One last word. This all only works if we support each other. When I was playing around on desmos among a group of people who know the task and the math inside out, I felt perfectly comfortable because I knew they were getting a kick out of me being there and stretching myself. Mistakes and misperceptions are part of the territory and everybody is down with that. In Michael Fenton’s session, there was a whole lot of math I haven’t touched in ages and is far from automatic for me right now. No sweat. That’s a fun prospect, and I look forward to taking the time to play with it when I can.

What’s the corollary? When middle and high school people want to learn about questioning strategies, academically productive talk, inquiry, the use of materials, small group work, listening to kids’ thinking, and looking at student work, elementary people are eager and willing to share. At least the ones I want to hang out with are.
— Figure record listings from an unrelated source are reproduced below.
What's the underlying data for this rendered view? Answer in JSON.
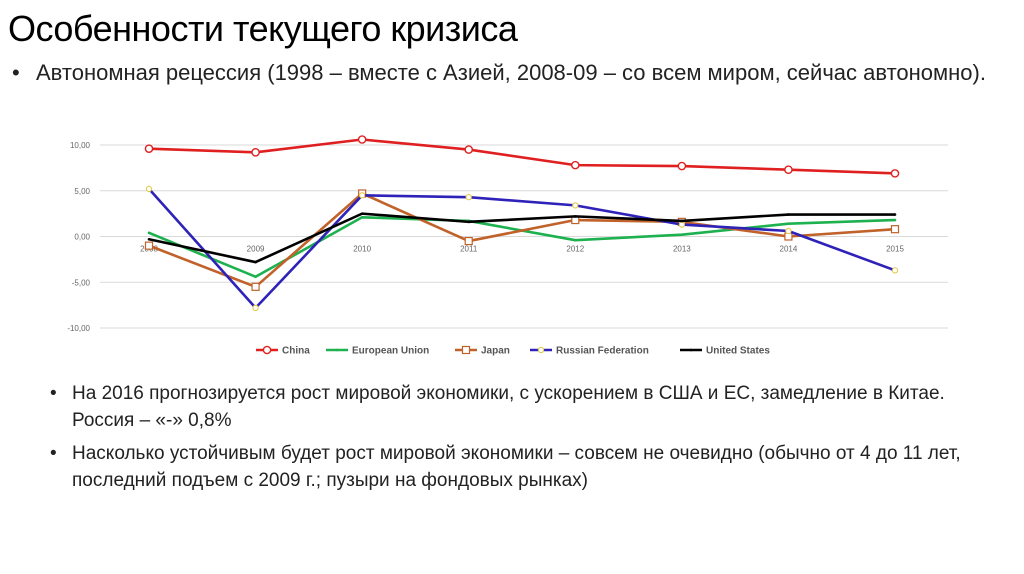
{
  "slide": {
    "title": "Особенности текущего кризиса",
    "bullet_top": "Автономная рецессия (1998 – вместе с Азией, 2008-09 – со всем миром, сейчас автономно).",
    "bullets_bottom": [
      "На 2016 прогнозируется рост мировой экономики, с ускорением в США и ЕС, замедление в Китае. Россия – «-» 0,8%",
      "Насколько устойчивым будет рост мировой экономики – совсем не очевидно (обычно от 4 до 11 лет, последний подъем с 2009 г.; пузыри на фондовых рынках)"
    ],
    "bullet_symbol": "•"
  },
  "chart_data": {
    "type": "line",
    "x": [
      "2008",
      "2009",
      "2010",
      "2011",
      "2012",
      "2013",
      "2014",
      "2015"
    ],
    "y_ticks": [
      "10,00",
      "5,00",
      "0,00",
      "-5,00",
      "-10,00"
    ],
    "ylim": [
      -10,
      10
    ],
    "grid": true,
    "legend_position": "bottom",
    "series": [
      {
        "name": "China",
        "color": "#e02020",
        "marker": "circle",
        "values": [
          9.6,
          9.2,
          10.6,
          9.5,
          7.8,
          7.7,
          7.3,
          6.9
        ]
      },
      {
        "name": "European Union",
        "color": "#1db14f",
        "marker": "none",
        "values": [
          0.4,
          -4.4,
          2.1,
          1.7,
          -0.4,
          0.2,
          1.4,
          1.8
        ]
      },
      {
        "name": "Japan",
        "color": "#c0622a",
        "marker": "square",
        "values": [
          -1.0,
          -5.5,
          4.7,
          -0.5,
          1.8,
          1.6,
          0.0,
          0.8
        ]
      },
      {
        "name": "Russian Federation",
        "color": "#2e22b8",
        "marker": "circle-yellow",
        "values": [
          5.2,
          -7.8,
          4.5,
          4.3,
          3.4,
          1.3,
          0.6,
          -3.7
        ]
      },
      {
        "name": "United States",
        "color": "#000000",
        "marker": "none",
        "values": [
          -0.3,
          -2.8,
          2.5,
          1.6,
          2.2,
          1.7,
          2.4,
          2.4
        ]
      }
    ]
  }
}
Because, see, competitions over who knows more, who works harder, or who has a more challenging job don’t get us anywhere. What does? When we go to each other’s sessions, sit next to each other at the bar, do math together when we can, and interact with each other (not just follow) on twitter and in blog comments.

We each get to create the faculty lounge of our dreams here on the interwebs (h/t Christopher). Mine is populated with people who teach from kindergarten through college, who like to learn together and from each other, who make others feel welcome, and who listen with respect. That’s my dream.
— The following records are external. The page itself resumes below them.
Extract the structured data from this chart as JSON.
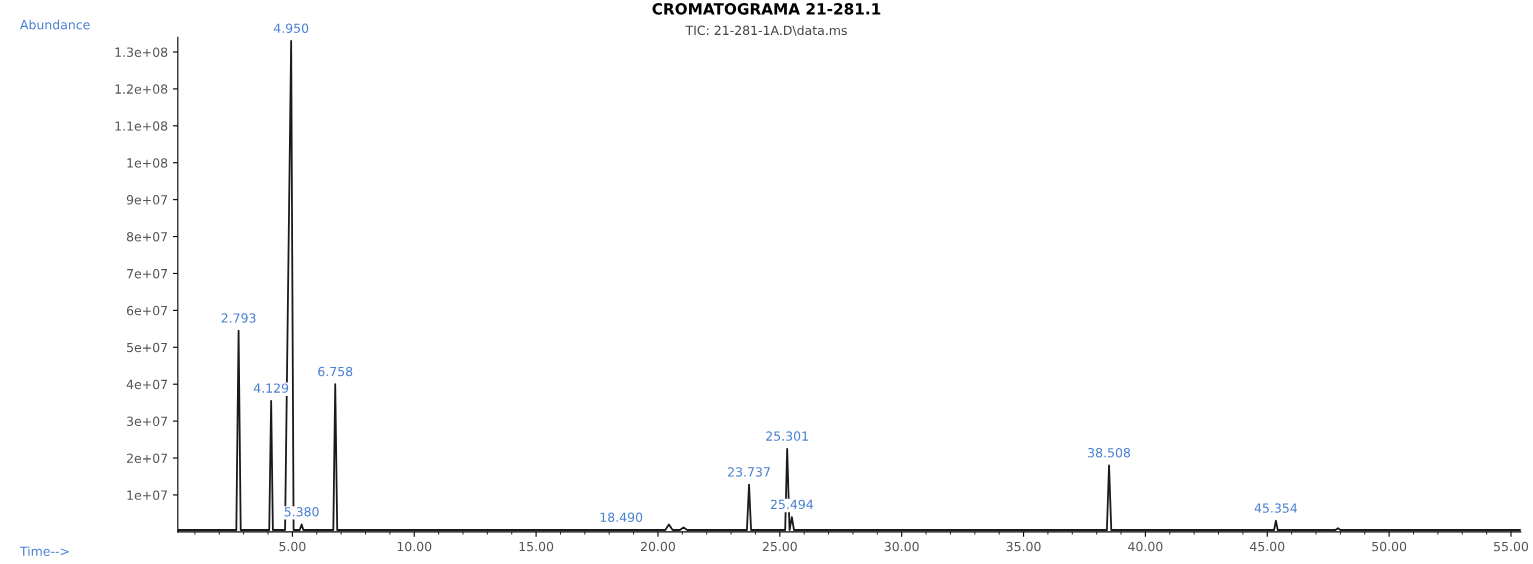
{
  "chart_data": {
    "type": "line",
    "title": "CROMATOGRAMA 21-281.1",
    "subtitle": "TIC: 21-281-1A.D\\data.ms",
    "xlabel": "Time-->",
    "ylabel": "Abundance",
    "series": [
      {
        "color": "#1a1a1a",
        "x": [
          0.3,
          2.7,
          2.793,
          2.88,
          4.05,
          4.129,
          4.2,
          4.7,
          4.95,
          5.05,
          5.3,
          5.38,
          5.45,
          6.68,
          6.758,
          6.84,
          20.3,
          20.45,
          20.6,
          20.9,
          21.05,
          21.2,
          23.65,
          23.737,
          23.82,
          25.22,
          25.301,
          25.4,
          25.494,
          25.58,
          38.42,
          38.508,
          38.6,
          45.28,
          45.354,
          45.43,
          47.8,
          47.9,
          48.0,
          55.4
        ],
        "values": [
          500000,
          500000,
          54500000,
          500000,
          500000,
          35500000,
          500000,
          500000,
          133000000,
          500000,
          500000,
          2000000,
          500000,
          500000,
          40000000,
          500000,
          500000,
          2000000,
          500000,
          500000,
          1200000,
          500000,
          500000,
          12800000,
          500000,
          500000,
          22500000,
          500000,
          4000000,
          500000,
          500000,
          18000000,
          500000,
          500000,
          3000000,
          500000,
          500000,
          1000000,
          500000,
          500000
        ]
      }
    ],
    "xlim": [
      0.3,
      55.4
    ],
    "ylim": [
      0,
      134000000
    ],
    "xticks": [
      {
        "value": 5,
        "label": "5.00"
      },
      {
        "value": 10,
        "label": "10.00"
      },
      {
        "value": 15,
        "label": "15.00"
      },
      {
        "value": 20,
        "label": "20.00"
      },
      {
        "value": 25,
        "label": "25.00"
      },
      {
        "value": 30,
        "label": "30.00"
      },
      {
        "value": 35,
        "label": "35.00"
      },
      {
        "value": 40,
        "label": "40.00"
      },
      {
        "value": 45,
        "label": "45.00"
      },
      {
        "value": 50,
        "label": "50.00"
      },
      {
        "value": 55,
        "label": "55.00"
      }
    ],
    "yticks": [
      {
        "value": 10000000,
        "label": "1e+07"
      },
      {
        "value": 20000000,
        "label": "2e+07"
      },
      {
        "value": 30000000,
        "label": "3e+07"
      },
      {
        "value": 40000000,
        "label": "4e+07"
      },
      {
        "value": 50000000,
        "label": "5e+07"
      },
      {
        "value": 60000000,
        "label": "6e+07"
      },
      {
        "value": 70000000,
        "label": "7e+07"
      },
      {
        "value": 80000000,
        "label": "8e+07"
      },
      {
        "value": 90000000,
        "label": "9e+07"
      },
      {
        "value": 100000000,
        "label": "1e+08"
      },
      {
        "value": 110000000,
        "label": "1.1e+08"
      },
      {
        "value": 120000000,
        "label": "1.2e+08"
      },
      {
        "value": 130000000,
        "label": "1.3e+08"
      }
    ],
    "annotations": [
      {
        "text": "2.793",
        "x": 2.793,
        "y": 54500000
      },
      {
        "text": "4.129",
        "x": 4.129,
        "y": 35500000
      },
      {
        "text": "4.950",
        "x": 4.95,
        "y": 133000000
      },
      {
        "text": "6.758",
        "x": 6.758,
        "y": 40000000
      },
      {
        "text": "5.380",
        "x": 5.38,
        "y": 2000000
      },
      {
        "text": "18.490",
        "x": 18.49,
        "y": 500000
      },
      {
        "text": "23.737",
        "x": 23.737,
        "y": 12800000
      },
      {
        "text": "25.301",
        "x": 25.301,
        "y": 22500000
      },
      {
        "text": "25.494",
        "x": 25.494,
        "y": 4000000
      },
      {
        "text": "38.508",
        "x": 38.508,
        "y": 18000000
      },
      {
        "text": "45.354",
        "x": 45.354,
        "y": 3000000
      }
    ],
    "grid": false,
    "marker": "none",
    "line_style": "solid"
  }
}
It was awesome to connect in person with so many colleagues in Nashville. Thank you to the committee for all your hard work. I’m already pumped for Oakland/SF. See you there. You’ll find me in sessions both in and out of my comfort zone, meeting and talking with colleagues who span math education, picking up new ideas wherever I can.

Harel, Guershon. 2013. “Intellectual Need.” In K.R. Leatham (Ed.), Vital Directions for Mathematics Education Research (119–151). New York, NY: Springer.